Pangermanism is a German version of the expansionist doctrines developed by the other major powers in the nineteenth century. Unlike other imperial policies, however, it does not view Europe or the world simply as a community of nations ranked by strength and resources, but rather as a "great chessboard" (to use Z. Brzinski’s expression) where the players are not so much states but ethnic or racial groups. One of the best known early promoters of this view of history was Arthur-Joseph De Gobineau, the French aristocrat who liked to boast descent from a Viking pirate. With the failure outright military expansion in the two world wars, this world view sees Europe as a constellation of "minorities" (since the word "race" is taboo) orbiting around what is essentially the historical core of the German Reich.
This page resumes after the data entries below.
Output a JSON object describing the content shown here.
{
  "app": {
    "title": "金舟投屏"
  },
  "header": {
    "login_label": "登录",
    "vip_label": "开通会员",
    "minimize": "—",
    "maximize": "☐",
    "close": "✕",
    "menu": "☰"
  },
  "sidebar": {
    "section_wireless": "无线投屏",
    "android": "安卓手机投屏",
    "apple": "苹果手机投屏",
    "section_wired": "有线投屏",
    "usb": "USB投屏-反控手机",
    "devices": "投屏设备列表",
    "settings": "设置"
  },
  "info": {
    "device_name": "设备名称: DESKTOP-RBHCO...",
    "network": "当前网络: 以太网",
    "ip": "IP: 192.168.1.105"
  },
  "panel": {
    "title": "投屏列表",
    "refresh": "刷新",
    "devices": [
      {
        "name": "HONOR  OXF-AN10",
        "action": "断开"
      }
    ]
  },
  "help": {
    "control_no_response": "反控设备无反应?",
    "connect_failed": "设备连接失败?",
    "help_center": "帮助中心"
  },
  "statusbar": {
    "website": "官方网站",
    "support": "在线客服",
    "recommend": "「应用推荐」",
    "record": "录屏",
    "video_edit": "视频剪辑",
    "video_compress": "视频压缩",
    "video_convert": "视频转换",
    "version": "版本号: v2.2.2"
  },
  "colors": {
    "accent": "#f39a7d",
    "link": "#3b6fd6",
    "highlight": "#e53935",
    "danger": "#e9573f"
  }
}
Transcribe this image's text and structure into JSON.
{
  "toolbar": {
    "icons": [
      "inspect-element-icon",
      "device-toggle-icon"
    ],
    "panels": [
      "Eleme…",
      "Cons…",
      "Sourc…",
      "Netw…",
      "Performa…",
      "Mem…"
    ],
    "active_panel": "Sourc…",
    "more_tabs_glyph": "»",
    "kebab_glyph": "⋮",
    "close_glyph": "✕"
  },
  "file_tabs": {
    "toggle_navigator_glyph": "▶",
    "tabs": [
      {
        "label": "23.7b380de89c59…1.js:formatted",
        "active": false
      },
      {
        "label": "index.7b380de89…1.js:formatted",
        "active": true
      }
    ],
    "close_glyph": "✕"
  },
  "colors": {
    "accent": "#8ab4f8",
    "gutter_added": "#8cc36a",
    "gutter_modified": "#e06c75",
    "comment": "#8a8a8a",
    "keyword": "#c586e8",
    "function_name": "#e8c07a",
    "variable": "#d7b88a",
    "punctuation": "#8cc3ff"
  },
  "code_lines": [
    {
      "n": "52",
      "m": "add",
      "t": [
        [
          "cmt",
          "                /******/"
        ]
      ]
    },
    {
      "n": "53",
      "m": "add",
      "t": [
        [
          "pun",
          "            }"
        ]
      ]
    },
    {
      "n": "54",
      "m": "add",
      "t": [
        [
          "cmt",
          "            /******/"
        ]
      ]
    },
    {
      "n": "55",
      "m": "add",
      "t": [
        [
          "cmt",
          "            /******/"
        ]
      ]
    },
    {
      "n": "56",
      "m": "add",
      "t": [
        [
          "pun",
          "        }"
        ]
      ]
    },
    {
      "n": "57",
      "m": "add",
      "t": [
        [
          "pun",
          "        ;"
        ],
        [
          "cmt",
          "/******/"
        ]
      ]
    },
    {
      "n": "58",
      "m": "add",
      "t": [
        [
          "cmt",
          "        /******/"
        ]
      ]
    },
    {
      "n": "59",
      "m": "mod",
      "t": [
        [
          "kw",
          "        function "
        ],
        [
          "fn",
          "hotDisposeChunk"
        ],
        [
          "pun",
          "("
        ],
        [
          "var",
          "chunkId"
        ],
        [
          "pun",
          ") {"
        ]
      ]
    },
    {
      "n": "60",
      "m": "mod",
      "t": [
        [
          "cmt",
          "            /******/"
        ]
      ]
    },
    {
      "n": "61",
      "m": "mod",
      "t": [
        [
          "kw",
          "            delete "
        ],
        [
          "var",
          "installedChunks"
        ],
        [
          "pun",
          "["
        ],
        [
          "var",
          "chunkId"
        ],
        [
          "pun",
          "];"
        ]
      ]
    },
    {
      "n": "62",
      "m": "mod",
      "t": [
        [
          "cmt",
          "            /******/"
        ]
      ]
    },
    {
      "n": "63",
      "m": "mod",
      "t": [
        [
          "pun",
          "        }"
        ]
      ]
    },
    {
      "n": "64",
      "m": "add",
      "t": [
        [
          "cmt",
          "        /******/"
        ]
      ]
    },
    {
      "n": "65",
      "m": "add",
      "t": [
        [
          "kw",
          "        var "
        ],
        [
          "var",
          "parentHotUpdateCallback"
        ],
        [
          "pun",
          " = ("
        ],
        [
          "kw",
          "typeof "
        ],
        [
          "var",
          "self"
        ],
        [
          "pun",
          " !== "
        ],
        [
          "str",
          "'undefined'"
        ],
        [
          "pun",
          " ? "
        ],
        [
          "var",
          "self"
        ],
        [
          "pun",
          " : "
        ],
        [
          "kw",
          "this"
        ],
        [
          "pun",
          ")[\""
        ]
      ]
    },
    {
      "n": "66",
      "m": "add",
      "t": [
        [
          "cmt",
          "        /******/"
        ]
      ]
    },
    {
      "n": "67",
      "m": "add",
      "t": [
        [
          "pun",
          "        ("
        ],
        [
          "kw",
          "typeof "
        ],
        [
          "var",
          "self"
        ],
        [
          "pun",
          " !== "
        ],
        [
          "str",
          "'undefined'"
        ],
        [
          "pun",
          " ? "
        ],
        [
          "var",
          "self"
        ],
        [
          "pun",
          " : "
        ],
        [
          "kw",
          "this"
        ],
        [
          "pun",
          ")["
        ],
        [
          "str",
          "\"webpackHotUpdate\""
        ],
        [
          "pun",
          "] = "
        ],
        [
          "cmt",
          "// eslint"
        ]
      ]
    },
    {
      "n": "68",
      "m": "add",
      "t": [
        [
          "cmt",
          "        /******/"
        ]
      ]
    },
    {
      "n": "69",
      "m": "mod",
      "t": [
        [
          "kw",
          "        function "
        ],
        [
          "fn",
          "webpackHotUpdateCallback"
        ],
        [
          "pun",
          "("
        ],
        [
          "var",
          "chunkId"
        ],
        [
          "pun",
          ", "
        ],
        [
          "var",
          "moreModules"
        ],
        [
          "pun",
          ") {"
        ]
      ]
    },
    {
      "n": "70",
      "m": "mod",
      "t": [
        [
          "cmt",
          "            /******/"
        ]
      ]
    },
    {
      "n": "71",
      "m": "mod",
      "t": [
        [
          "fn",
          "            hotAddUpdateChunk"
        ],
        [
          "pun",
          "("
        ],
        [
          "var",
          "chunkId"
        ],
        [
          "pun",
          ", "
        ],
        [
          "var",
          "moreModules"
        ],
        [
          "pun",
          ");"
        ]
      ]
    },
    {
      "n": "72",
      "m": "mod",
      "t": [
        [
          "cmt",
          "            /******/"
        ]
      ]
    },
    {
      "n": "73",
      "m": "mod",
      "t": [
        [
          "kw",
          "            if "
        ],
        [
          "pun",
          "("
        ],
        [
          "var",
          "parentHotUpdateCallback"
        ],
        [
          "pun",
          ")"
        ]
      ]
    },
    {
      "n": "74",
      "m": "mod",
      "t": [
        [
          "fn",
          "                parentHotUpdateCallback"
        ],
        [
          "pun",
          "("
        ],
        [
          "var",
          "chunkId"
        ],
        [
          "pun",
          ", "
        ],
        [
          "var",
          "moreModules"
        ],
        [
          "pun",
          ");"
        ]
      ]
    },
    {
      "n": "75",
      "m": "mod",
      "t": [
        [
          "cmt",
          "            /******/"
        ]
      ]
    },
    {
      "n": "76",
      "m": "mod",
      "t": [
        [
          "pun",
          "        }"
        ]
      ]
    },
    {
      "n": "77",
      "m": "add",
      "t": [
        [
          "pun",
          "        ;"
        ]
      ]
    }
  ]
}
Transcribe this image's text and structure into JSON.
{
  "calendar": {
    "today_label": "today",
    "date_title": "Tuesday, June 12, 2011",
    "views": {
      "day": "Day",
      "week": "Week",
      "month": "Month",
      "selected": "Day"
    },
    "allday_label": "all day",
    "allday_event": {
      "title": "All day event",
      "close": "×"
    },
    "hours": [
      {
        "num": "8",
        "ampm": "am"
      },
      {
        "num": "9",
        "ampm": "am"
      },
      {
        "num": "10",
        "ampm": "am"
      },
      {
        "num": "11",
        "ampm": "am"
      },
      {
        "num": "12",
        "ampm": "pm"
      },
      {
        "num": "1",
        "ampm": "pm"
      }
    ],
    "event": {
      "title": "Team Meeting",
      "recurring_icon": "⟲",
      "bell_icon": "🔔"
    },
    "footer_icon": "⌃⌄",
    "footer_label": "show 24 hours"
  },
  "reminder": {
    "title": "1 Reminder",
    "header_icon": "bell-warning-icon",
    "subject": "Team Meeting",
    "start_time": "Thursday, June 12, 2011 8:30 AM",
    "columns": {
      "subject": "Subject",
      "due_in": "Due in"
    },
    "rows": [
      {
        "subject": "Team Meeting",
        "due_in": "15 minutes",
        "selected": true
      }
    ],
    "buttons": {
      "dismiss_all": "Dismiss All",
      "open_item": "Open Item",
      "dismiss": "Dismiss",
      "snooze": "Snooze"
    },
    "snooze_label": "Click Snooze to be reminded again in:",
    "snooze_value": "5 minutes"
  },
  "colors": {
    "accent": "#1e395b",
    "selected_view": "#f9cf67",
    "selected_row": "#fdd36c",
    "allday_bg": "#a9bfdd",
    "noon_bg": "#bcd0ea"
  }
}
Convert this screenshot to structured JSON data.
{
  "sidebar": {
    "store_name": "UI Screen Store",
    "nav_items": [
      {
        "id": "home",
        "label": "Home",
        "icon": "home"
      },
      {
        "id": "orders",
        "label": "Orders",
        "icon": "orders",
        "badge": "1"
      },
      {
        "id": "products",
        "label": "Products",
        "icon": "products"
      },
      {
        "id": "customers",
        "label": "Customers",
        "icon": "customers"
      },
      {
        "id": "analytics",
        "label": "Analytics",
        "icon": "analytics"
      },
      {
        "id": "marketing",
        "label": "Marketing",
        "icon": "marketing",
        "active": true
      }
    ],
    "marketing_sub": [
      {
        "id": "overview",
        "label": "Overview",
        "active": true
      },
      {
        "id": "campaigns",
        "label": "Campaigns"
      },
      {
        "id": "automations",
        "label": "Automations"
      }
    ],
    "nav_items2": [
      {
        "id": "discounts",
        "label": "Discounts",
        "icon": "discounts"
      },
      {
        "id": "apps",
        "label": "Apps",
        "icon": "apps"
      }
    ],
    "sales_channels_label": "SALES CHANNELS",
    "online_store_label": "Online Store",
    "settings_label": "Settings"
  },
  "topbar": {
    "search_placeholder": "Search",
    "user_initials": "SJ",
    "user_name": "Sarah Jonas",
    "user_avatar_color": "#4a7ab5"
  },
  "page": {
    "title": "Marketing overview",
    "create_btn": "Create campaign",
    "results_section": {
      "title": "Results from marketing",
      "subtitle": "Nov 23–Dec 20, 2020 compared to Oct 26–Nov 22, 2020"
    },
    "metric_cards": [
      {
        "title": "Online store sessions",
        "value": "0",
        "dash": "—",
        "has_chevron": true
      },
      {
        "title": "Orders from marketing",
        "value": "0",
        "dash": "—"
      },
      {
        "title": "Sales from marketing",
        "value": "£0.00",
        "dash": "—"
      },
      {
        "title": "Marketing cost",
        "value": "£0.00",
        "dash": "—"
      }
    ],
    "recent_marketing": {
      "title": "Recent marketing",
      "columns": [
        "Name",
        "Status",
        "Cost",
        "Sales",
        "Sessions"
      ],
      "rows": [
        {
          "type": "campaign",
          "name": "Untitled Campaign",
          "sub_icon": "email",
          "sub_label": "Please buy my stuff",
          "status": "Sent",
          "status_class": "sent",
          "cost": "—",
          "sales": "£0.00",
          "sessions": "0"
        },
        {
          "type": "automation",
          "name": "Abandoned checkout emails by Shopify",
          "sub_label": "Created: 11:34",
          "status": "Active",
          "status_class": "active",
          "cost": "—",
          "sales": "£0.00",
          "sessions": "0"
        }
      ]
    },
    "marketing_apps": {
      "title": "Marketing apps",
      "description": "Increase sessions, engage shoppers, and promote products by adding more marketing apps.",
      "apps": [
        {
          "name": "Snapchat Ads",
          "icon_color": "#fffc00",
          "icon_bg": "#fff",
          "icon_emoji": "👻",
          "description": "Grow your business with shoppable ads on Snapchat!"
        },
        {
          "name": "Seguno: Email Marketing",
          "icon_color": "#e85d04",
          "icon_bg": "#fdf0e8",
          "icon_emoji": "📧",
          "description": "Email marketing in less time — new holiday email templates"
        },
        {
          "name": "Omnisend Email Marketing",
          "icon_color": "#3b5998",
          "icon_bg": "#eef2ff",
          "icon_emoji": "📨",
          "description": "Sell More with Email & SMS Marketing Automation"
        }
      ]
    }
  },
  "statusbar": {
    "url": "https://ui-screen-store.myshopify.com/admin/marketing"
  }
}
Pangermanism was formally organized in 1890 as the "Alldeutscher Verband". The theory had two major currents: the "grossdeutsch" ("great German") one aspiring to restore the hegemony of Catholic Vienna, and the "kleindeutsch" ("small German") one looking to Prussia and Berlin. After the defeat of the Central empires in 1918, Vienna was definitely relegated to a satellite role. Paradoxically, Austrian Pangermanism tended to be more virulent than in Germany proper.